After inspecting the new 270 (I doubt that it will ever be a "classic" despite Boating Magazine's labelling it as such!), I have a new-found appreciation for my Alert...all 17 feet of her. (I refuse to call a boat "it".)
posted 02-17-2008 04:27 PM ET (US)
I don't care how you term the word "classic". I've ridden in a grady and I've seen the same 2006 26 crack down the middle. Grady has always tried to match whalers reputation. Who knows some day they might.

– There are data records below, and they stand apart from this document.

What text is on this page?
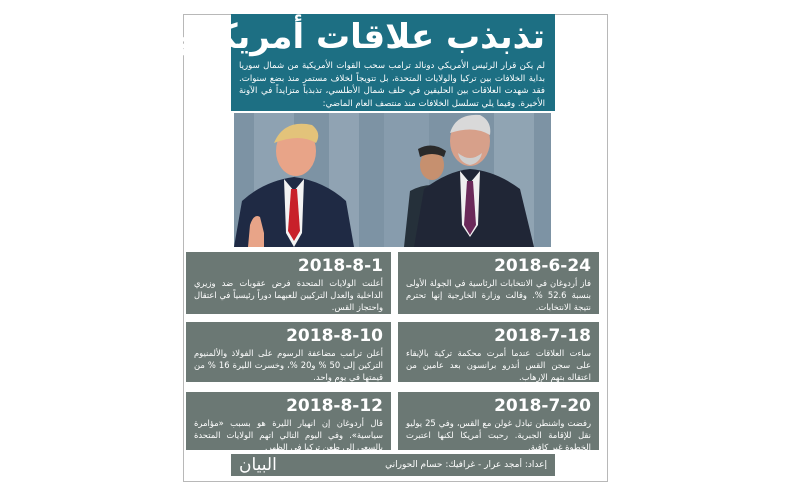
تذبذب علاقات أمريكا وتركيا
لم يكن قرار الرئيس الأمريكي دونالد ترامب سحب القوات الأمريكية من شمال سوريا بداية الخلافات بين تركيا والولايات المتحدة، بل تتويجاً لخلاف مستمر منذ بضع سنوات. فقد شهدت العلاقات بين الحليفين في حلف شمال الأطلسي، تذبذباً متزايداً في الآونة الأخيرة. وفيما يلي تسلسل الخلافات منذ منتصف العام الماضي:
2018-6-24
فاز أردوغان في الانتخابات الرئاسية في الجولة الأولى بنسبة 52.6 %. وقالت وزارة الخارجية إنها تحترم نتيجة الانتخابات.
2018-7-18
ساءت العلاقات عندما أمرت محكمة تركية بالإبقاء على سجن القس أندرو برانسون بعد عامين من اعتقاله بتهم الإرهاب.
2018-7-20
رفضت واشنطن تبادل غولن مع القس، وفي 25 يوليو نقل للإقامة الجبرية. رحبت أمريكا لكنها اعتبرت الخطوة غير كافية.
2018-8-1
أعلنت الولايات المتحدة فرض عقوبات ضد وزيري الداخلية والعدل التركيين للعبهما دوراً رئيسياً في اعتقال واحتجاز القس.
2018-8-10
أعلن ترامب مضاعفة الرسوم على الفولاذ والألمنيوم التركين إلى 50 % و20 %، وخسرت الليرة 16 % من قيمتها في يوم واحد.
2018-8-12
قال أردوغان إن انهيار الليرة هو بسبب «مؤامرة سياسية». وفي اليوم التالي اتهم الولايات المتحدة بالسعي إلى طعن تركيا في الظهر.
إعداد: أمجد عرار - غرافيك: حسام الحوراني
البيان
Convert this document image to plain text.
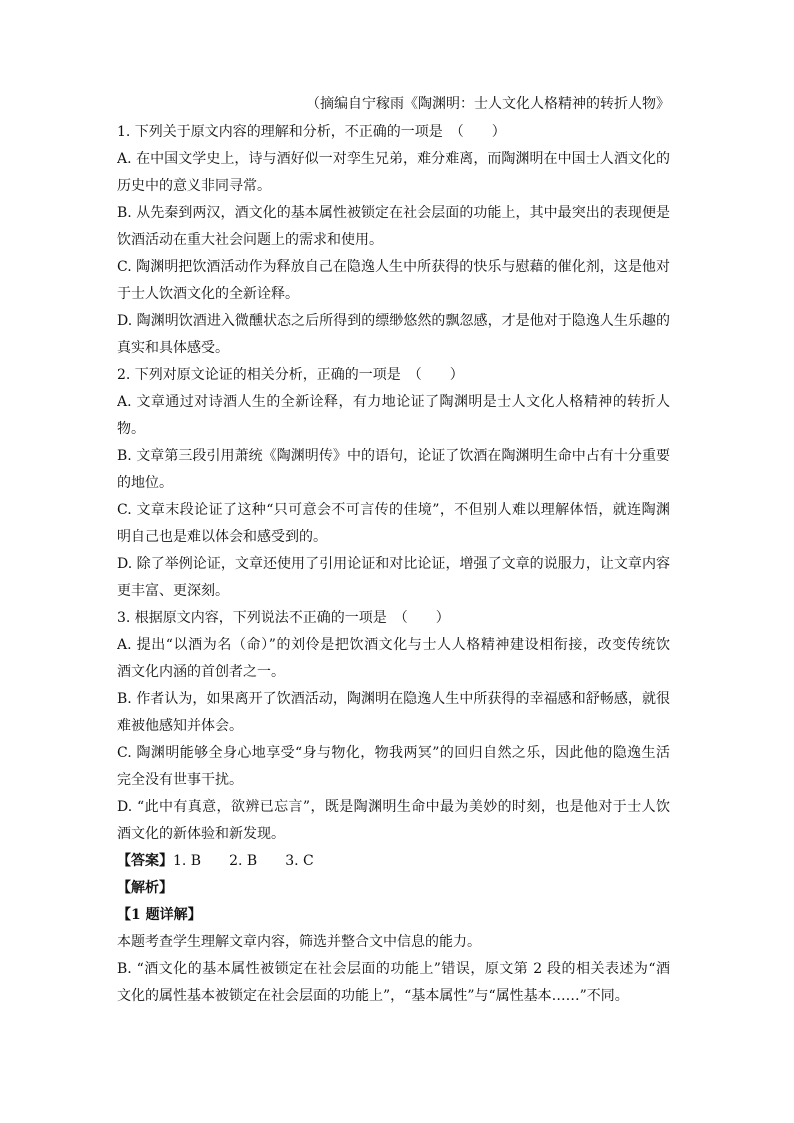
（摘编自宁稼雨《陶渊明：士人文化人格精神的转折人物》

1. 下列关于原文内容的理解和分析，不正确的一项是　（　　）

A. 在中国文学史上，诗与酒好似一对孪生兄弟，难分难离，而陶渊明在中国士人酒文化的

历史中的意义非同寻常。

B. 从先秦到两汉，酒文化的基本属性被锁定在社会层面的功能上，其中最突出的表现便是

饮酒活动在重大社会问题上的需求和使用。

C. 陶渊明把饮酒活动作为释放自己在隐逸人生中所获得的快乐与慰藉的催化剂，这是他对

于士人饮酒文化的全新诠释。

D. 陶渊明饮酒进入微醺状态之后所得到的缥缈悠然的飘忽感，才是他对于隐逸人生乐趣的

真实和具体感受。

2. 下列对原文论证的相关分析，正确的一项是　（　　）

A. 文章通过对诗酒人生的全新诠释，有力地论证了陶渊明是士人文化人格精神的转折人

物。

B. 文章第三段引用萧统《陶渊明传》中的语句，论证了饮酒在陶渊明生命中占有十分重要

的地位。

C. 文章末段论证了这种“只可意会不可言传的佳境”，不但别人难以理解体悟，就连陶渊

明自己也是难以体会和感受到的。

D. 除了举例论证，文章还使用了引用论证和对比论证，增强了文章的说服力，让文章内容

更丰富、更深刻。

3. 根据原文内容，下列说法不正确的一项是　（　　）

A. 提出“以酒为名（命）”的刘伶是把饮酒文化与士人人格精神建设相衔接，改变传统饮

酒文化内涵的首创者之一。

B. 作者认为，如果离开了饮酒活动，陶渊明在隐逸人生中所获得的幸福感和舒畅感，就很

难被他感知并体会。

C. 陶渊明能够全身心地享受“身与物化，物我两冥”的回归自然之乐，因此他的隐逸生活

完全没有世事干扰。

D. “此中有真意，欲辨已忘言”，既是陶渊明生命中最为美妙的时刻，也是他对于士人饮

酒文化的新体验和新发现。

【答案】1. B　　2. B　　3. C

【解析】

【1 题详解】

本题考查学生理解文章内容，筛选并整合文中信息的能力。

B. “酒文化的基本属性被锁定在社会层面的功能上”错误，原文第 2 段的相关表述为“酒

文化的属性基本被锁定在社会层面的功能上”，“基本属性”与“属性基本……”不同。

I have had 5 whalers in my 40 years of boating. I've also had Makos, Aquasports and an Egg Harbor. I can tell you when the seas off the Jersey Shore get choppy with 5-7's, I'd rather be in no other boat than my 270. Additionally, when one of my most prized possessions (my son) heads for a day out at the Canyon, I cannot recommend a better platform to fish from.
In my opinion, in Boston Whaler terms a "classic" means quality, safety, stability and dry, the same as the original built in 1958..
posted 02-18-2008 06:12 PM ET (US)
This six-year-old discussion is now closed.